An expert series gets stronger when it becomes narrower. A broad series gives a false sense of safety internally, while a narrow one gives the audience a clear reason to watch, remember, share, and associate the company with specific judgment.
Expert content loses strength when it covers too much. The series becomes a container for disjointed topics instead of a focused system for earning trust around one problem area.
Table of Contents
TLDR
- Narrow expert series are easier for audiences to remember.
- Broad topic selection weakens buyer relevance and lowers conversion.
- The best scope sits close to a repeated audience friction point.
- Format discipline helps experts become recognizable.
- Narrow angles create more reusable assets for Sales.
Broad Topics Fail
Broad topics feel safe inside the organization. They include more stakeholders, avoid difficult choices, and make the series look useful to several departments. Topics like the future of work, new operating models, sustainability, and AI all sound important enough to justify production.
They also make it impossible for the audience to know why this company is speaking.
A broad series asks viewers to do too much work. They have to decide whether the episode is relevant, what problem it helps with, and why this expert is the person to listen to. Many will ignore it entirely. They have enough broad content in their feeds.
Specific Edges Convert
The strongest expert series sit close to the edge of a topic. B2B video acts like targeted account-based marketing rather than generic thought leadership. Instead of covering AI in business, the series focuses on how AI changes compliance training, customer onboarding, product support, investor communication, or technical sales. Instead of sustainability, it focuses on how reporting teams turn dense material into stakeholder understanding.

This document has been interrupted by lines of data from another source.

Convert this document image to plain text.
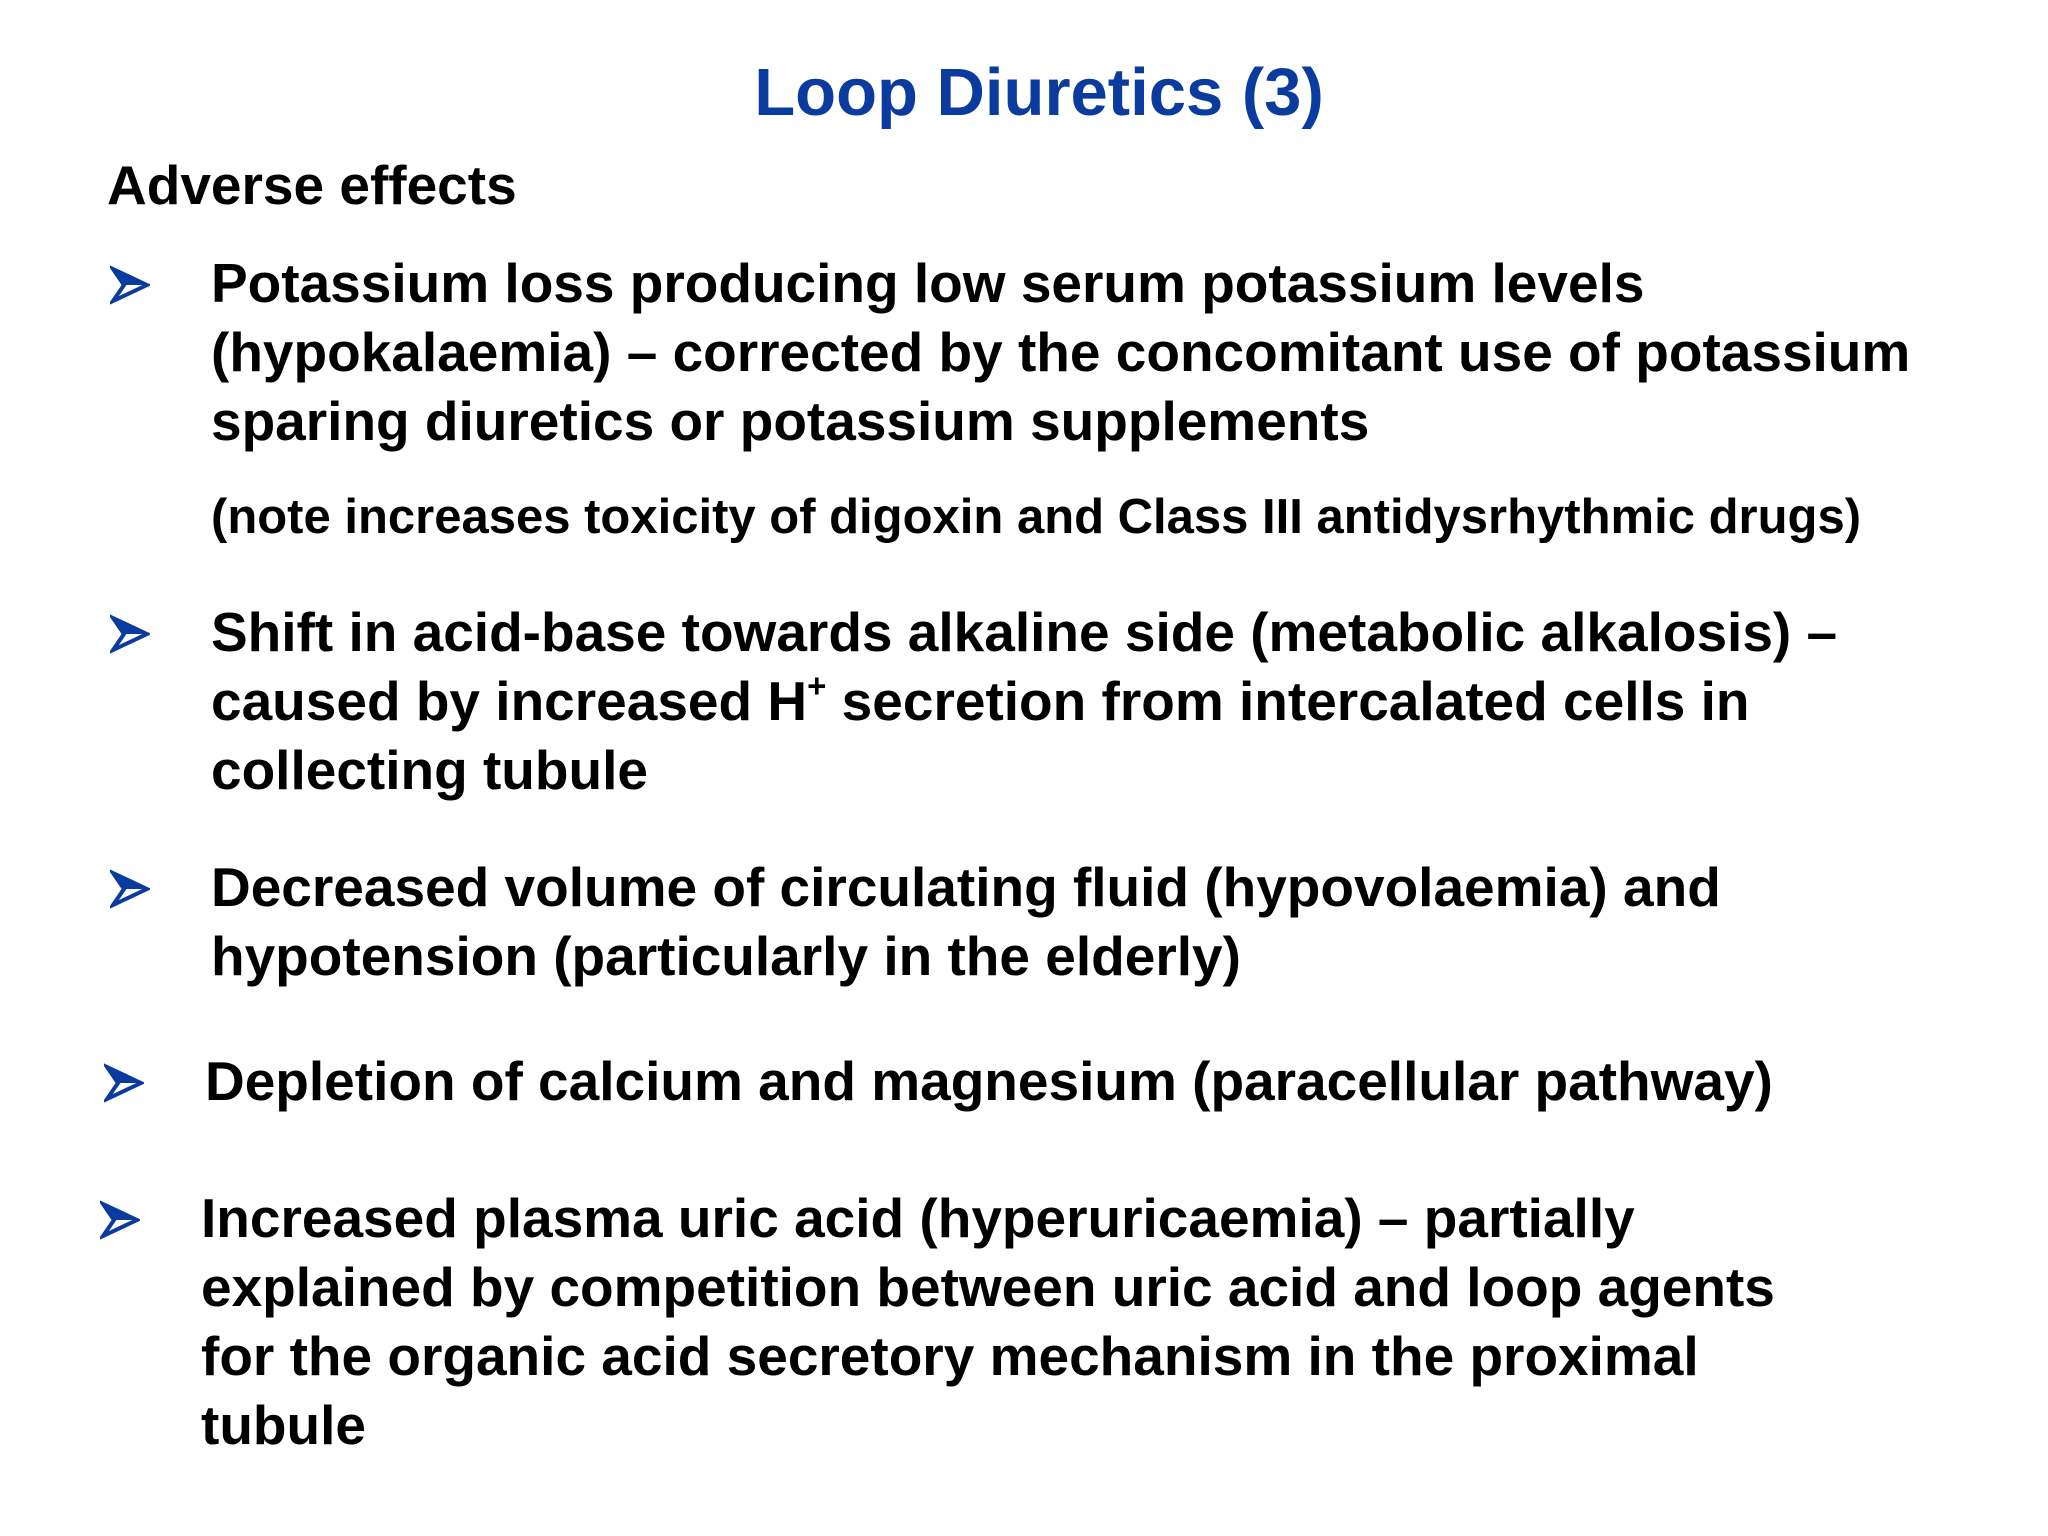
Loop Diuretics (3)
Adverse effects
Potassium loss producing low serum potassium levels
(hypokalaemia) – corrected by the concomitant use of potassium
sparing diuretics or potassium supplements
(note increases toxicity of digoxin and Class III antidysrhythmic drugs)
Shift in acid-base towards alkaline side (metabolic alkalosis) –
caused by increased H+ secretion from intercalated cells in
collecting tubule
Decreased volume of circulating fluid (hypovolaemia) and
hypotension (particularly in the elderly)
Depletion of calcium and magnesium (paracellular pathway)
Increased plasma uric acid (hyperuricaemia) – partially
explained by competition between uric acid and loop agents
for the organic acid secretory mechanism in the proximal
tubule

A narrower angle makes the relevance sharper. It gives the right viewer less work to do.
People with a specific problem pay attention. A narrow series tells the right audience that this content was made for the exact decision they face. Answering one specific friction point builds a stronger pipeline than covering industry megatrends.
Single Slice Multiplexing
Narrow can still hold many angles if the problem is rich enough.
A series about expert communication for complex products could cover buyer misunderstanding, demo structure, technical objections, sales handover, customer education, internal enablement, and proof. A series of videos about ESG reporting could cover data, stakeholder trust, employee understanding, investor expectations, leadership role, and reuse.
Every episode returns to the same territory from a different angle. The audience builds memory. They know what the series is about before they see the next title.
Format Repetition Scales
Format repetition helps the audience. It also helps the experts.
If every episode has a different structure, the production team reinvents the work each time. The expert has to learn a new shape. The audience has to reorient. A repeated format creates ease. One question, one misconception, one example, one practical consequence. Alternatively, one expert, one customer situation, one decision, one lesson.
Good questions keep repetition from becoming boring. The repeated format gives the thinking a recognizable container.
Politics Dilute Focus
Expert series often devolve into internal diplomacy. Each department wants a topic. Each leader wants representation. Each product wants visibility. The result is fair and weak.
The audience only cares whether the episode helps them understand something worth their time. Internal fairness does not appear in the finished video.
Someone has to protect the editorial line. Which topics belong in this series? Which topics need a different format? Which experts can speak with enough specificity? Which episodes should be delayed until the angle is sharper? That protection defines the production value.
Narrow Boosts Reuse
A narrow series creates better reusable assets because the material has a clearer audience and context. Short clips point to the exact same problem. Sales shares episodes with the exact same type of buyer. Website pages embed videos that support a specific offer. Social posts build repetition around a distinct association.
Broad content creates isolated assets. Narrow content creates a recognizable body of thinking.
That body becomes useful beyond the feed. It supports search, sales, onboarding, events, webinars, newsletters, and internal enablement because the topic territory is obvious.
Scope Defines Trust
Companies usually ask what they know about. That question produces lists.
Ask which problem the company wants to become easier to trust on.
Once that answer is clear, the expert series narrows without feeling small. It becomes easier to brief, easier to produce, easier to reuse, and easier for the right audience to remember.
FAQ
Why do broad video series fail in B2B?
Broad series force the audience to figure out relevance on their own. Buyers skip content that does not immediately address their specific friction points.
How narrow should the topic be?
Narrow enough that it solves one recurring problem for a specific type of buyer, yet deep enough to sustain multiple episodes.
Doesn’t a narrow topic exclude potential viewers?
Yes. That is the goal. Excluding irrelevant viewers increases engagement and trust with the buyers who actually matter to the business.
How does format repetition help production?
It removes the need to reinvent the structure for every episode. This saves time and helps the expert focus entirely on the answer.
How can Sales use a narrow series?
Sales teams can send specific episodes to buyers facing the exact friction point covered in the video, acting as targeted proof.